Dans le document LES ADOLESCENTS FACE AUX IMAGES VIOLENTES (Page 169-171)

Les usages extensifs ou excessifs d’internet ont été pointés par quelques enseignants dans les entretiens. Dans les établissements du groupe 1, les enseignants ont tendance à penser que les adolescents sont très connectés mais qu’ils maîtrisent la situation. Une enseignante en EPS (G2) est sensible au fait que les jeunes ne dorment pas assez, parce qu’ils restent connectés tard dans la nuit. « Ils ont l’air toujours fatigués », dit-elle. Les enseignants supputent ponctuellement des difficultés d’apprentissage liées à des utilisations excessives de jeux vidéo, mais ils n’ont pas de prise sur ces pratiques et semblent en parler peu avec les adolescents ou leurs parents, considérant probablement que cela fait partie de leur vie privée.

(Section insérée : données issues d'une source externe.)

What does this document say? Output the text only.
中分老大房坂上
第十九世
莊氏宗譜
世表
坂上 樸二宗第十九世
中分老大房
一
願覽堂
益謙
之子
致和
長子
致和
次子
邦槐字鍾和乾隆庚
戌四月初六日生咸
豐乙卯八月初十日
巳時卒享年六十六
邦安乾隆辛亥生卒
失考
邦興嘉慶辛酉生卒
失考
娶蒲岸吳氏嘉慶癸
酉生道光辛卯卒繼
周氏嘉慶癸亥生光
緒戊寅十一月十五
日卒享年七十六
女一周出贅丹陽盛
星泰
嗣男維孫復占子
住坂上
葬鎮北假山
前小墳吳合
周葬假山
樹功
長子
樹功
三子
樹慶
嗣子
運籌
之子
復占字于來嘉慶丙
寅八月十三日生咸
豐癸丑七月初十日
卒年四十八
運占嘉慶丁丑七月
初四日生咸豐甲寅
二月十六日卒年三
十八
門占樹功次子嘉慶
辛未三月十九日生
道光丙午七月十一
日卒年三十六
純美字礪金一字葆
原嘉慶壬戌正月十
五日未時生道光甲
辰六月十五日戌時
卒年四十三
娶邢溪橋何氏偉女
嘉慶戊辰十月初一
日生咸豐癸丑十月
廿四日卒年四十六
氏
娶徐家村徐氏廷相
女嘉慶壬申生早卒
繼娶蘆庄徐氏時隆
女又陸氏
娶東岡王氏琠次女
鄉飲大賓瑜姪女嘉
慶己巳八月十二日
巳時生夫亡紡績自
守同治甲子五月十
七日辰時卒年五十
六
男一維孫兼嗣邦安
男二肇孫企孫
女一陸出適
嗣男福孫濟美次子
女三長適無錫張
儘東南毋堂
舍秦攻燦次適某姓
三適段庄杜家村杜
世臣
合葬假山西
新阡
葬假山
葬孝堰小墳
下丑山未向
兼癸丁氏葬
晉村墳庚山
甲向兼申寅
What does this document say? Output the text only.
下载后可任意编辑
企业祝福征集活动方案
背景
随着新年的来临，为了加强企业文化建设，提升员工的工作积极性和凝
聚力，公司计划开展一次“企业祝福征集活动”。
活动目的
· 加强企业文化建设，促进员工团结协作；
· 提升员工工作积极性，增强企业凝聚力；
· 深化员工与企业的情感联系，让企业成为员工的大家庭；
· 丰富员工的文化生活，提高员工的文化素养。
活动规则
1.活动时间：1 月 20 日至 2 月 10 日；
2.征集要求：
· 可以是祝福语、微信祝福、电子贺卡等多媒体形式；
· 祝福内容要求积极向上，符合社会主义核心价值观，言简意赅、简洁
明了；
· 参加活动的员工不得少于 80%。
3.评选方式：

En entretien, une éducatrice (G3) observe autour d’elle, et non dans le contexte de son activité professionnelle, des mères en grande difficulté pour poser des interdits à leurs garçons, qui se retrouvent sans limites dans leurs consommations médiatiques. Elle connait un garçon qui est depuis l’adolescence dans une escalade de provocations et de violences. Sensibilisée à ces questions de par son activité professionnelles en EPM, elle est étonnée de voir ce type de difficulté dans des familles non précaires. Elle a en effet observé l’équipement précoce des jeunes détenus et l’ancrage de leurs pratiques médiatiques dans un contexte de très faible médiation parentale depuis la petite enfance. Elle est consciente de ce qu’ils sont souvent équipés très tôt d’outils leur permettant d’aller sur internet, sans accompagnement parental, sans contrôle de l’historique ou la pose d’un logiciel de filtrage. Elle l’explique du fait de défaillances globales des parents (alcool, drogue, violences, illettrisme, ou simplement faible maîtrise de l’internet…). Certains parents seraient très loin des écrans, (notamment dans les cultures roms). De façon générale, les parents de ces jeunes ne mesurent pas, selon elle, les

dangers d’internet, et les grands frères les emmènent précocement sur des contenus inadaptés. Elle se souvient d’un exemple d’un jeune qui avait vu Scarface à 6-7 ans.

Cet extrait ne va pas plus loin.